PLATTEVILLE, CO--(Marketwire - March 07, 2013) - Synergy Resources Corporation (NYSE MKT: SYRG), a Colorado-based oil and gas company with assets in the D-J Basin in Colorado and Western Nebraska, has entered into a joint venture agreement with Vecta Oil & Gas, Ltd.
On March 1, 2013, Synergy Resources Corporation (Synergy) entered into a joint venture agreement (JV) with Vecta Oil & Gas, Ltd (Vecta), a Texas limited partnership, to jointly develop oil and gas leases covering lands in Morgan & Weld counties, Colorado. Synergy and Vecta will each contribute acreage to the JV. The JV will delineate two separate areas of mutual interest. In the first area covering 45,661 net acres, Synergy will have a 35% working interest and the second area covering 2,983 net acres, Synergy will have a 65% working interest. Synergy will be the designated operator of both areas.
Synergy and Vecta will work together to acquire new proprietary seismic data across a portion of the oil and gas leases which are the subject of the JV. Synergy will drill a horizontal well on one of the leases to evaluate either the Greenhorn or Niobrara Shale. Synergy will also conduct other exploration projects in the area covered by the leases as may be mutually agreed upon. The JV contemplates the drilling of an initial well to test the Greenhorn formation on or before October 31, 2013.
Synergy will pay to Vecta a leasehold reimbursement fee consisting of a cash payment of $2,841,855 and the issuance to Vecta of 100,000 shares of its restricted common stock having a value, for purposes of the Agreement, of approximately $640,000.
Synergy's net acreage position in the Wattenberg Extension Area has increased by thirty six percent (36%) to approximately 19,400 acres.
Ed Holloway, President & CEO of Synergy, commented, "We are very pleased to announce this joint venture with Vecta as it significantly increases Synergy's exposure to a large segment of the Wattenberg Extension Area. The Extension Area is rapidly becoming one of the most actively drilled areas of the D-J Basin and recent results announced by other operators are exhibiting compelling returns on invested capital. We look forward to working with Vecta to evaluate the areas' potential for exploration and development."
About Synergy Resources Corporation
Synergy Resources Corporation is a domestic oil and natural gas exploration and production company. Synergy's core area of operations is in the Denver-Julesburg Basin, which encompasses Colorado, Wyoming, Kansas, and Nebraska. The Wattenberg field in the D-J Basin ranks as one of the most productive fields in the U.S. The company's corporate offices are located in Platteville, Colorado. More company news and information about Synergy Resources is available at www.syrginfo.com.

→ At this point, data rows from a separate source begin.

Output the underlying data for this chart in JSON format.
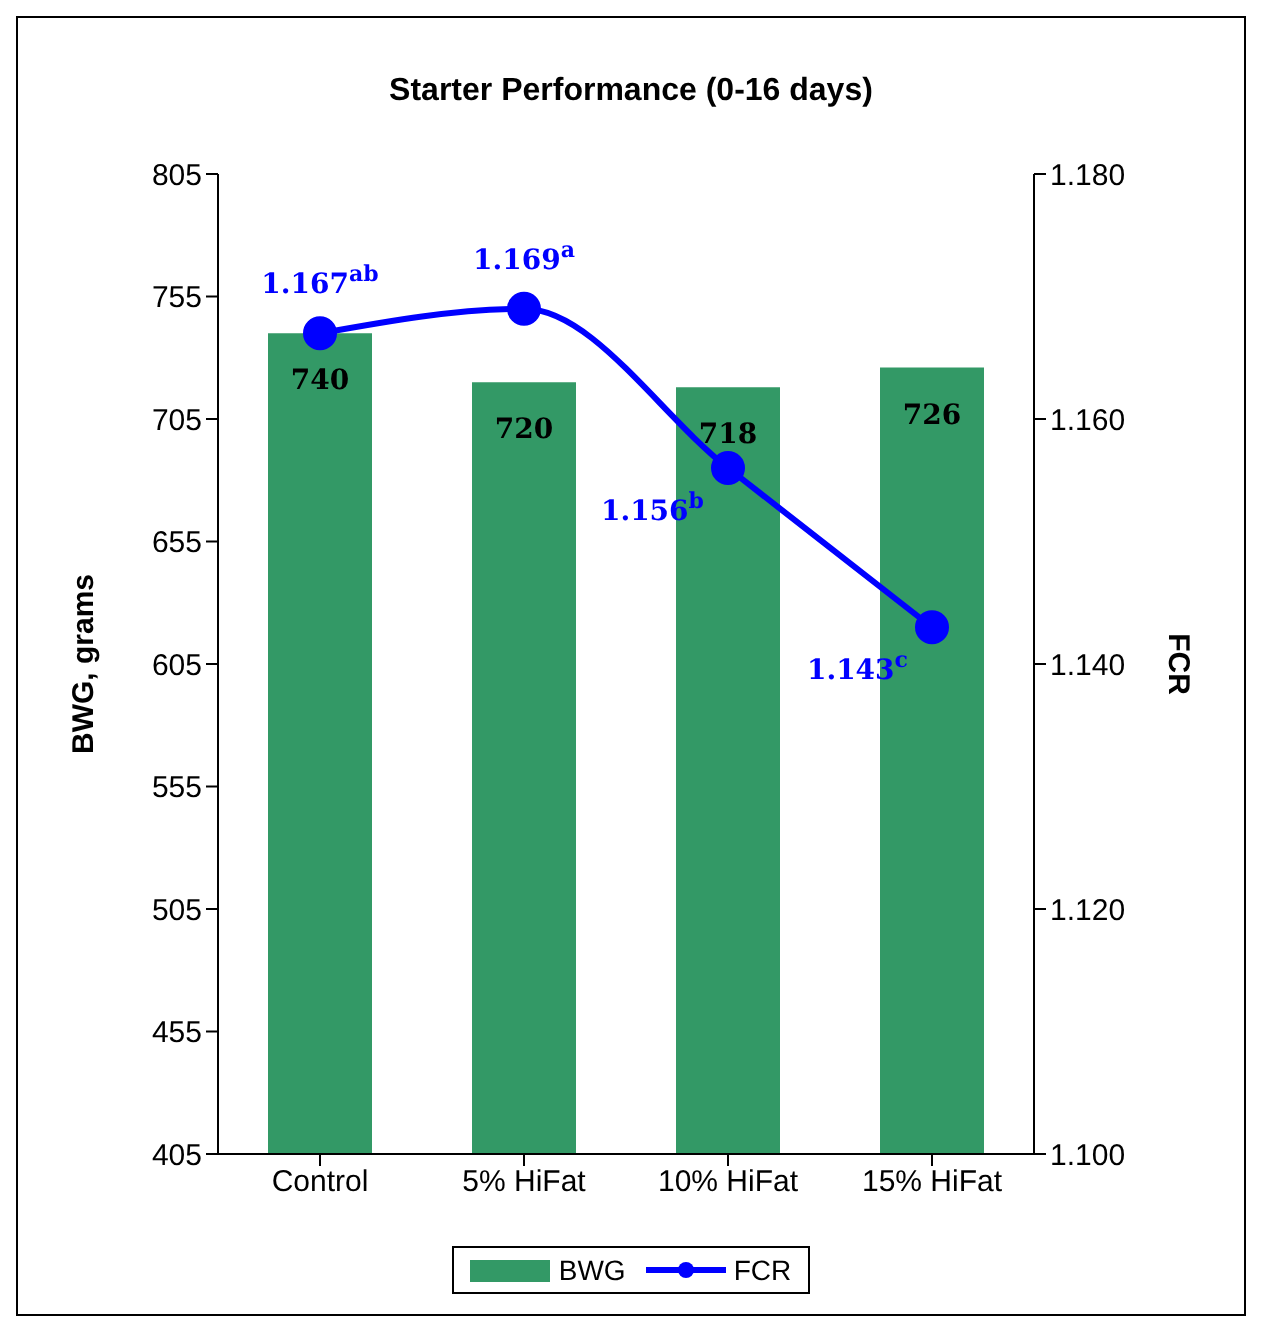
{
  "chart_data": {
    "type": "bar",
    "title": "Starter Performance (0-16 days)",
    "ylabel": "BWG, grams",
    "y2label": "FCR",
    "categories": [
      "Control",
      "5% HiFat",
      "10% HiFat",
      "15% HiFat"
    ],
    "series": [
      {
        "name": "BWG",
        "color": "#339966",
        "values": [
          740,
          720,
          718,
          726
        ],
        "value_labels": [
          "740",
          "720",
          "718",
          "726"
        ]
      },
      {
        "name": "FCR",
        "type": "line",
        "axis": "y2",
        "color": "#0000ff",
        "values": [
          1.167,
          1.169,
          1.156,
          1.143
        ],
        "value_labels": [
          "1.167$^{ab}$",
          "1.169$^{a}$",
          "1.156$^{b}$",
          "1.143$^{c}$"
        ]
      }
    ],
    "ylim": [
      405,
      805
    ],
    "yticks": [
      405,
      455,
      505,
      555,
      605,
      655,
      705,
      755,
      805
    ],
    "y2lim": [
      1.1,
      1.18
    ],
    "y2ticks": [
      {
        "value": 1.1,
        "label": "1.100"
      },
      {
        "value": 1.12,
        "label": "1.120"
      },
      {
        "value": 1.14,
        "label": "1.140"
      },
      {
        "value": 1.16,
        "label": "1.160"
      },
      {
        "value": 1.18,
        "label": "1.180"
      }
    ],
    "legend": "bottom",
    "marker": "circle",
    "line_style": "solid",
    "grid": false
  }
}
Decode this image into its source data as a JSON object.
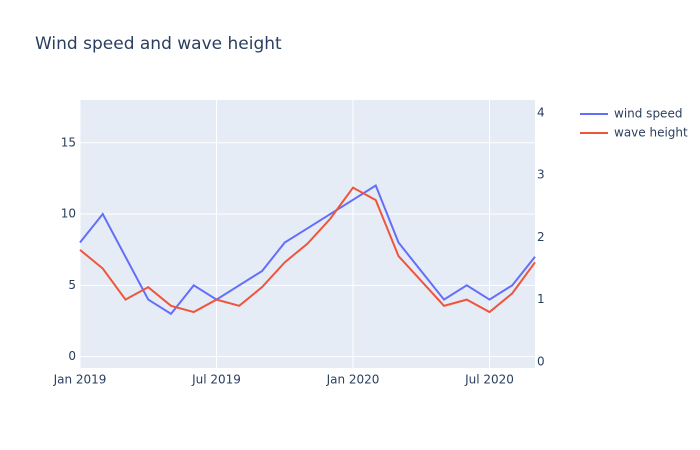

Important Cautions Regarding Forward Looking Statements This press release may contain forward-looking statements, within the meaning of the Private Securities Litigation Reform Act of 1995. The use of words such as "believes", "expects", "anticipates", "intends", "plans", "estimates", "should", "likely" or similar expressions, indicates a forward-looking statement. These statements are subject to risks and uncertainties and are based on the beliefs and assumptions of management, and information currently available to management. The actual results could differ materially from a conclusion, forecast or projection in the forward-looking information. Certain material factors or assumptions were applied in drawing a conclusion or making a forecast or projection as reflected in the forward-looking information. The identification in this press release of factors that may affect the company's future performance and the accuracy of forward-looking statements is meant to be illustrative and by no means exhaustive. All forward-looking statements should be evaluated with the understanding of their inherent uncertainty. Factors that could cause the company's actual results to differ materially from those expressed or implied by forward-looking statements include, but are not limited to: the success of the company's exploration and development efforts; the price of oil and gas; worldwide economic situation; change in interest rates or inflation; willingness and ability of third parties to honor their contractual commitments; the company's ability to raise additional capital, as it may be affected by current conditions in the stock market and competition in the oil and gas industry for risk capital; the company's capital costs, which may be affected by delays or cost overruns; costs of production; environmental and other regulations, as the same presently exist or may later be amended; the company's ability to identify, finance and integrate any future acquisitions; and the volatility of the company's stock price.